Saturday on the train to New York I saw a blind Goth. I admired the young woman's commitment to her cause. It cannot be easy applying eyeliner and lipstick when you are blind (although Robert Smith of The Cure can see and his always looks shite). Sadly her Guide Dog was the usual Golden Lab - would have been good if she had dyed it black.

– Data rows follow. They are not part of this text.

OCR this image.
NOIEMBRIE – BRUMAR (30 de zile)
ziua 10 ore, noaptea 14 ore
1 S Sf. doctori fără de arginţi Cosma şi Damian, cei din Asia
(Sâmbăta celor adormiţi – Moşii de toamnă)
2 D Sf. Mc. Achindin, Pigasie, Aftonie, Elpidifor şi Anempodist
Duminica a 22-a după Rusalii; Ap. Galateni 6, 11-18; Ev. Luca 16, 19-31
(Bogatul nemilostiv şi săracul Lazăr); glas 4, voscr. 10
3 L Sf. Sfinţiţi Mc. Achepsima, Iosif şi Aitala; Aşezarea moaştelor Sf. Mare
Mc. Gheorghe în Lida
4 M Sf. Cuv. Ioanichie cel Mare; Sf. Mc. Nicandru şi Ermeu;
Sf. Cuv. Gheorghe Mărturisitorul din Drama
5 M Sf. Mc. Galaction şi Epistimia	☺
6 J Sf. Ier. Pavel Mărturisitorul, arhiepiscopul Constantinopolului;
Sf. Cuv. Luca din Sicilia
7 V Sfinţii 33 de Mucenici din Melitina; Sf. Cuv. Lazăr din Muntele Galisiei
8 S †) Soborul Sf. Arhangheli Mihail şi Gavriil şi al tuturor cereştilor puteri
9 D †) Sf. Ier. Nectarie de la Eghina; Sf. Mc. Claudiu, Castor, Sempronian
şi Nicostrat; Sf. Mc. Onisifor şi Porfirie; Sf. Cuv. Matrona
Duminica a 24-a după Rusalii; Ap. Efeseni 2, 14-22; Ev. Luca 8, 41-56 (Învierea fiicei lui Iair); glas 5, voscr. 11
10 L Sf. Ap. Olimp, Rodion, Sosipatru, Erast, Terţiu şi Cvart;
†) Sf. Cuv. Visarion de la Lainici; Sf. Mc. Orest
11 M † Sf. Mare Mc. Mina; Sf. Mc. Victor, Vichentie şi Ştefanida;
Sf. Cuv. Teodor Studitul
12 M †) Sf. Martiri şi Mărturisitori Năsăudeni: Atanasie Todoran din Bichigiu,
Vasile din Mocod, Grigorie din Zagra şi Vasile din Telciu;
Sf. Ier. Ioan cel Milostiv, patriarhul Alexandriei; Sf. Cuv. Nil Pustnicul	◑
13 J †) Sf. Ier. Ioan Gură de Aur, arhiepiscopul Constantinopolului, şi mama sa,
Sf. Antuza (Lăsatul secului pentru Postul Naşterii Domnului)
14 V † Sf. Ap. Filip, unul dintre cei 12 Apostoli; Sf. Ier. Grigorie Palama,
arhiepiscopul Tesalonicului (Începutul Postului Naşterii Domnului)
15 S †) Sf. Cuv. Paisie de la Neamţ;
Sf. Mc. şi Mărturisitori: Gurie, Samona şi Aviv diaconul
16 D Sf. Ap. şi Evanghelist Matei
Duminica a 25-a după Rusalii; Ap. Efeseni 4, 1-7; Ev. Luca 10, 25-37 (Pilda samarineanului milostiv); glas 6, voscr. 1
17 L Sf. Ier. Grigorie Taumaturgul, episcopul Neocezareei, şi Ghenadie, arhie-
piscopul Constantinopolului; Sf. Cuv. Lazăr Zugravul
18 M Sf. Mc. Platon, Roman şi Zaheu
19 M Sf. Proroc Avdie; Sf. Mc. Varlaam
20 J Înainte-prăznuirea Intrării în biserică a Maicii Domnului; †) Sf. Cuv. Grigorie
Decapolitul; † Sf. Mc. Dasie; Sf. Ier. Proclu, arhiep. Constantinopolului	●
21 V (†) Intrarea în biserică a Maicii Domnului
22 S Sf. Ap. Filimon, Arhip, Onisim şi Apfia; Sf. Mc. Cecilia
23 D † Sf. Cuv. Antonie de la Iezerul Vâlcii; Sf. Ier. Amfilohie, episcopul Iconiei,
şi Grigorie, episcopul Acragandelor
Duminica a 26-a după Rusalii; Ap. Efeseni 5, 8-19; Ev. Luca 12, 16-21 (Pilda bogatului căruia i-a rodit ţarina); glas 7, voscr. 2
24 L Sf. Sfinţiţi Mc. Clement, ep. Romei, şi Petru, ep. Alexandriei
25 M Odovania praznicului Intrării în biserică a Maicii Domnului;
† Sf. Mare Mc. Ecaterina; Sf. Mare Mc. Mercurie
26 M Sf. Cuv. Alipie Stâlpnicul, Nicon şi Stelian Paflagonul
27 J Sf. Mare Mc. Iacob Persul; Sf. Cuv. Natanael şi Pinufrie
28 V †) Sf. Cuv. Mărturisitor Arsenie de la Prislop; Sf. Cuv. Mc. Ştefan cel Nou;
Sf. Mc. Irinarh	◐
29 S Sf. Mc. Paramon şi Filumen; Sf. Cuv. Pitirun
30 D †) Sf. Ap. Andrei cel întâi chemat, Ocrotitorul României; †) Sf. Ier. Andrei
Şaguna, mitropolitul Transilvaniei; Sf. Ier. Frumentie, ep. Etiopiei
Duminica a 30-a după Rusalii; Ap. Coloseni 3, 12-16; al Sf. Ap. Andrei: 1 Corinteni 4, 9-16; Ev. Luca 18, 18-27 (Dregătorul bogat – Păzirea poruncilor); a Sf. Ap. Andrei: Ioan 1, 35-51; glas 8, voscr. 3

On Sunday I read Michael Tolliver Lives, the book from which Armistead Maupin read on Friday. Good easy read. A rare literary recommendation from me!

1 comment:

Anonymous said...

First, maybe she wasn't actually goth? Goth fashion has become extremely popular in the mainstream in recent years (in all its various styles), and it's not unusual to see a mainstreamer who could get into a club that has rules on appearance. Also, even if she was goth--guide dogs schools give their students the dog that best suits their lifestyle. While a handler's preferences in appearance is considered, the trainers need to keep in mind the dog's personality and working style first and foremost. Maybe there were no black labs that were a good match for her at the time? Or maybe she requested a yellow lab--you don't have to have a black guide dog to be goth (I do, but I've always preferred black, even before becoming goth--but I was very lucky to get what I requested in a dog).

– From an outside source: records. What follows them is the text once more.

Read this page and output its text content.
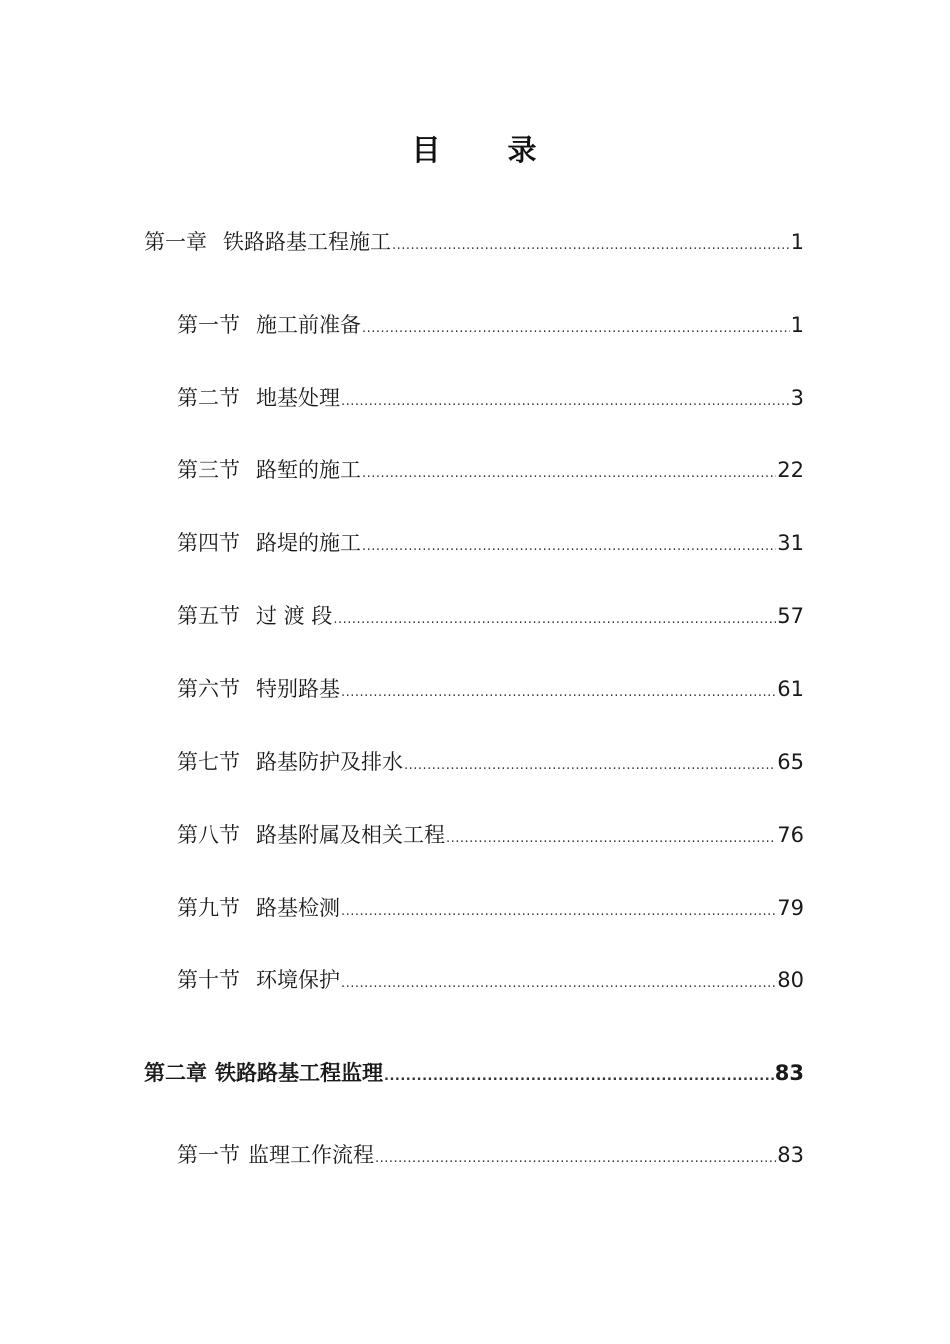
目 录
第一章 铁路路基工程施工 .....	1
第一节 施工前准备 .....	1
第二节 地基处理 .....	3
第三节 路堑的施工 .....	22
第四节 路堤的施工 .....	31
第五节 过 渡 段 .....	57
第六节 特别路基 .....	61
第七节 路基防护及排水 .....	65
第八节 路基附属及相关工程 .....	76
第九节 路基检测 .....	79
第十节 环境保护 .....	80
第二章 铁路路基工程监理 .....	83
第一节 监理工作流程 .....	83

And another thing--just because someone has white, red, black, or some unnatural hair color and is wearing sunglasses (or even heavy meak-up) does not mean they're goth. Maybe she was punk, emo, or industrial? Also, having albinism isn't a prerequisite for being goth when you're blind. I'm curious; since you know of the Cure, did you happen to ask her about her music tastes? For example, was she a Sisters of Mercy or Faith and the Muse fan? VNV Nation? I could go on and on. Being goth is a bit more complicated than wearing black clothes (and no it's not all black--nor does wearing something black make you goth) and dark make-up.